January 20, 2017
Source: Wikimedia Commons
In one respect, however, the story looks a bit different now. Hemingway was afraid, repeatedly saying that the FBI and the IRS were following him, spying on him, monitoring his movements and conversations. Hotchner and other friends thought he was suffering from delusions, and I guess most readers went along with this. Well, now we know that, while he may indeed have been somewhat paranoid, he had good reason to be so. The release of FBI files makes it clear that the Bureau had been watching him for years; he was an object of suspicion to J. Edgar Hoover. Why? Well, he might have been America’s greatest living writer, the best-known one anyway, and he was certainly a patriotic American, but to Hoover and the Bureau he was suspect as a man of the left.
He had backed and raised money for the Republicans in the Spanish Civil War, even after the Russian-backed communists had come to dominate the Loyalist war effort.

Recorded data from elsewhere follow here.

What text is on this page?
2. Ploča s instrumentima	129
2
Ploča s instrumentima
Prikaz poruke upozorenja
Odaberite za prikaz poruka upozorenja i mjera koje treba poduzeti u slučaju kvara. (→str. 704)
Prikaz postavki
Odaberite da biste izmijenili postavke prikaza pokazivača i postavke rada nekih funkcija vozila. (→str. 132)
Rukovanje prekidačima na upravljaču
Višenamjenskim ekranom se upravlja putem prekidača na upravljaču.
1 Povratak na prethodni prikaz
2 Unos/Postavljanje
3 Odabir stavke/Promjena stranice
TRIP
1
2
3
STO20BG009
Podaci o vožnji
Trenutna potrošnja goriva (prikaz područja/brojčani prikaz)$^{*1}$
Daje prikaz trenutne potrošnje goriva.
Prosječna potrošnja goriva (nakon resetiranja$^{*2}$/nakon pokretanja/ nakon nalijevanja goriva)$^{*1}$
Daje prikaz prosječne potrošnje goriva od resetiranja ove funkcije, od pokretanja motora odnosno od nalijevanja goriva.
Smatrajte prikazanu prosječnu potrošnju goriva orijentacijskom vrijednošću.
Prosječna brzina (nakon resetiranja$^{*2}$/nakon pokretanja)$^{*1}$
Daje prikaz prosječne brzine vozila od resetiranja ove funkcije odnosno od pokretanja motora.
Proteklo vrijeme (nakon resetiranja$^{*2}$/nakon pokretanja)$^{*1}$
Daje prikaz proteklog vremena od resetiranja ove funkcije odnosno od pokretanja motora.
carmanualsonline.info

This got him labeled a “premature anti-fascist,” a bad thing to be in the eyes of the Bureau. Premature anti-fascists were deemed to be Red sympathizers. Hemingway actually does not seem ever to have had any great interest in either the Soviet Union or communism, but in Cuba, where he mostly lived in the “40s and “50s, his detestation of the brutal American-backed Batista dictatorship led him to donate money to the Cuban Communist Party, and then to welcome Batista’s replacement by Fidel Castro. I daresay if Hemingway had lived long enough his enthusiasm for Castro would have faded quickly, but his initial support for the new regime was enough to persuade the FBI to intensify its surveillance.
No wonder that, already confused and unhappy, Hemingway should have become desperate and killed himself. The trouble with the spooks everywhere is that they interpret the national interest so narrowly, and refuse to recognize that a patriot may have good reason to dislike and oppose his country’s government and ruling elite.